The most important topic was early literacy, chosen by 87 percent of respondents; it was also a hot topic, coming in second after digital literacy, specified by 57 percent.

Also hot: summative assessments (57 percent), ranked dead last in importance, and formative assessments (56 percent), ending up in position No. 8 in terms of importance. This reflects a desire, according to one American educator, "to get literacy back in the hands of those who are passionate about reading, not passionate about testing."
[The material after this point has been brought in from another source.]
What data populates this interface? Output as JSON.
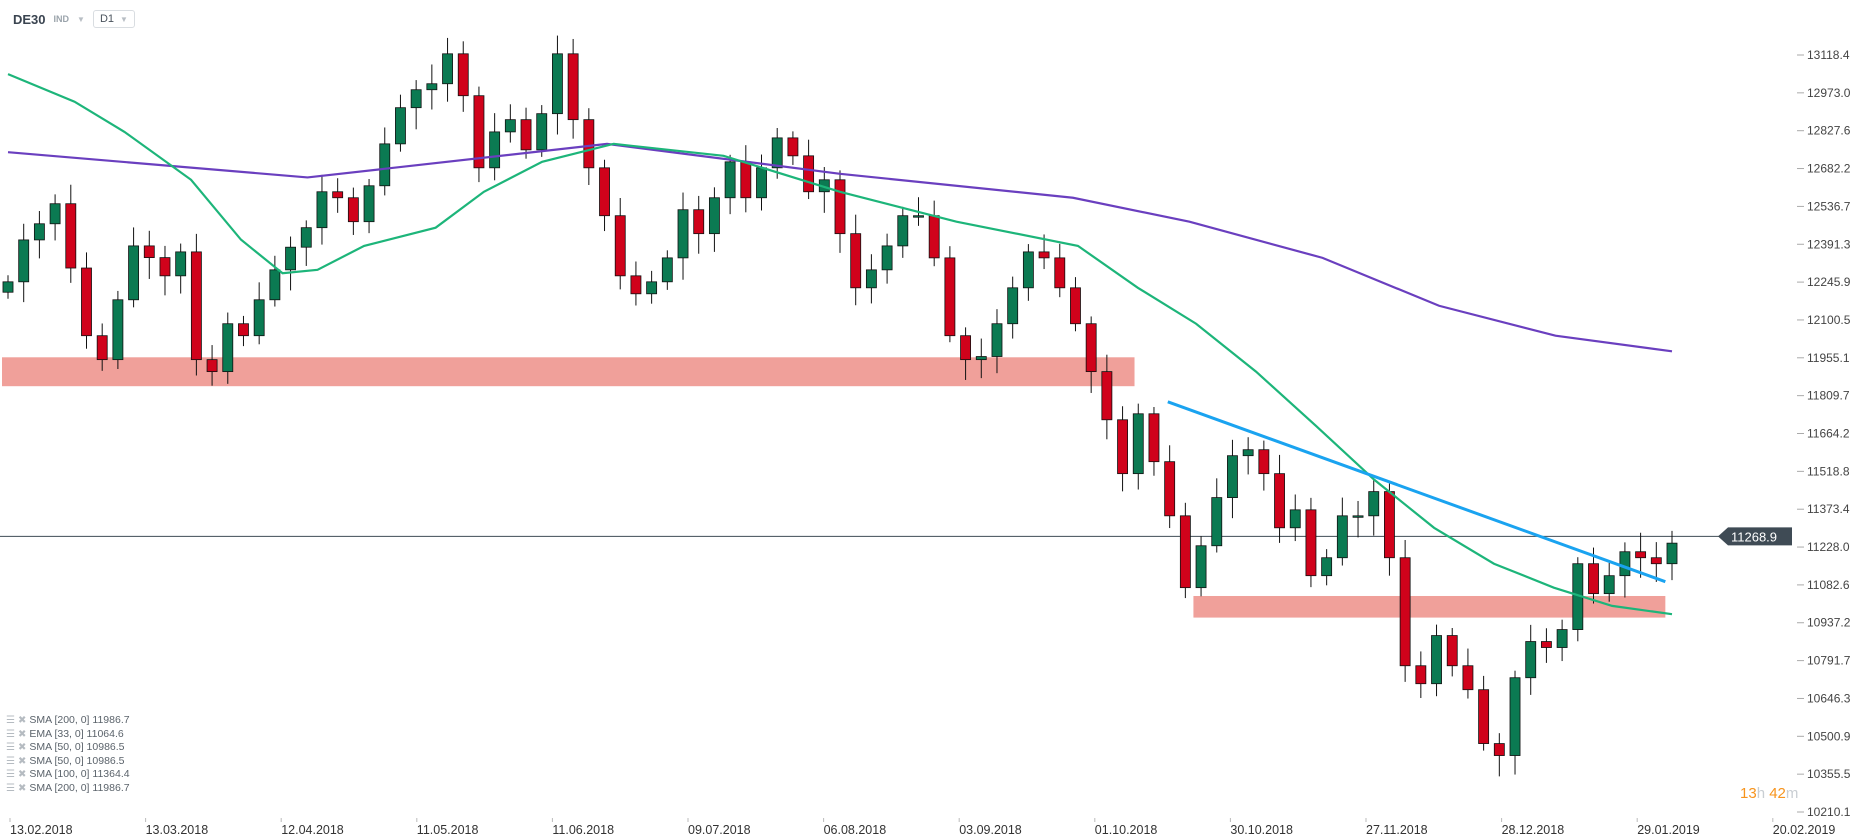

The report gave a closer look at the building of 21st century skills, which not only covers digital literacy, but also disciplinary literacy and critical literacy. As an article about the survey findings in the ILA's member magazine explained, all three subjects share a "common goal": to improve how students "consume and evaluate information and communicate their ideas." Disciplinary literacy, which came to the forefront with the Common Core State Standards, refers to the idea that literacy is unique from one field to another and that each teacher in a subject area should be teaching reading as part of the discipline. Similarly, critical literacy is a way of teaching that encourages the student to analyze the text for deep understanding of the author's viewpoint and motivations. Neither topic bubbled to the top as particularly important.

Topics that ranked more important to respondents, after early literacy, were equity in literacy education, teacher preparation, strategies for differentiating instruction, and access to books and content.

"We learned that many educators, working with increasingly diverse student bodies, do not have sufficient training, parental support or resources to respond to student needs," said ILA Executive Director Marcie Craig Post, in a prepared statement. "This survey helps us to identify where more support is needed so we can provide solutions."

The full report for "What's Hot in Literacy," as well as other resources related to the study, are available on the ILA website.